Rick Baumhauer: "I understand your frustration on some level, given your preference for your expensive monitor, but I'm not sure that buying used now was a better bet than waiting a bit longer to see what shakes out. We should be seeing (at minimum) new iMacs soon—possibly March, June at the latest. There may also be Mac mini and/or Mac Pro updates, as well—the latter can't be allowed to languish much longer (rumors suggest that the Trash Can had reliability issues that are forcing an accelerated rethink).
"I don't think it's quite fair to say that the 2014 mini was 'deliberately handicapped.' The issue was really a combination of Intel's complicated chip lineup at the time and Apple's desire to the keep the (low-margin for them) mini's production simple. In short, Intel didn't offer both dual-core and quad-core chips that shared the same socket design and also both offered the best integrated GPUs that Intel offered at the time. They would have had to: use two different logic board designs (not going to happen for production reasons); gone all quad-core (no good for lower-end pricing); saddled the lower-end dual-core models with slower GPUs; or drop the quad-core models in favor of dual-core across-the-board that all used Intel's better GPU. For the target market, they made the best choice they could. Unfortunately, Intel's following generation of processors didn't address this issue—the chips that used the same socket as the 2014 mini were still all dual-core, and didn't give enough of a boost to justify an update for a (comparatively) low-volume, low margin product.
"The 2014 mini did offer several meaningful updates: 802.11ac Wifi, Thunderbolt 2, lower power consumption, faster SSDs, elimination of the FW800 port, support for 4k over HDMI or Thunderbolt/Mini-displayport. For multi-threaded workloads, though, the lack of a quad-core option does sting. Unfortunately, that's a finite market that you happen to fall into.

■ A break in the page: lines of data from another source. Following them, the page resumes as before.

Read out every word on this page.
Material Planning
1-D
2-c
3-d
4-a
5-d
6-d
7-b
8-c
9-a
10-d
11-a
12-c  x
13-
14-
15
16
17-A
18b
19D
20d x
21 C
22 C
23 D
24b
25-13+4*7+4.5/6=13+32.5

"The Mac Pro situation has dragged on so long that there is clearly an issue beyond the usual economics of that line. The most plausible explanation is that the Trash Can was intended to be amortized over several years, but a reliability issue has forced them to go back to the drawing board much, much earlier than intended. The upshot of that is that we may get something closer to what its target market really wants—something more flexible and utilitarian. Time will tell."
Mike replies: Great comment. That explains a lot. Thanks Rick.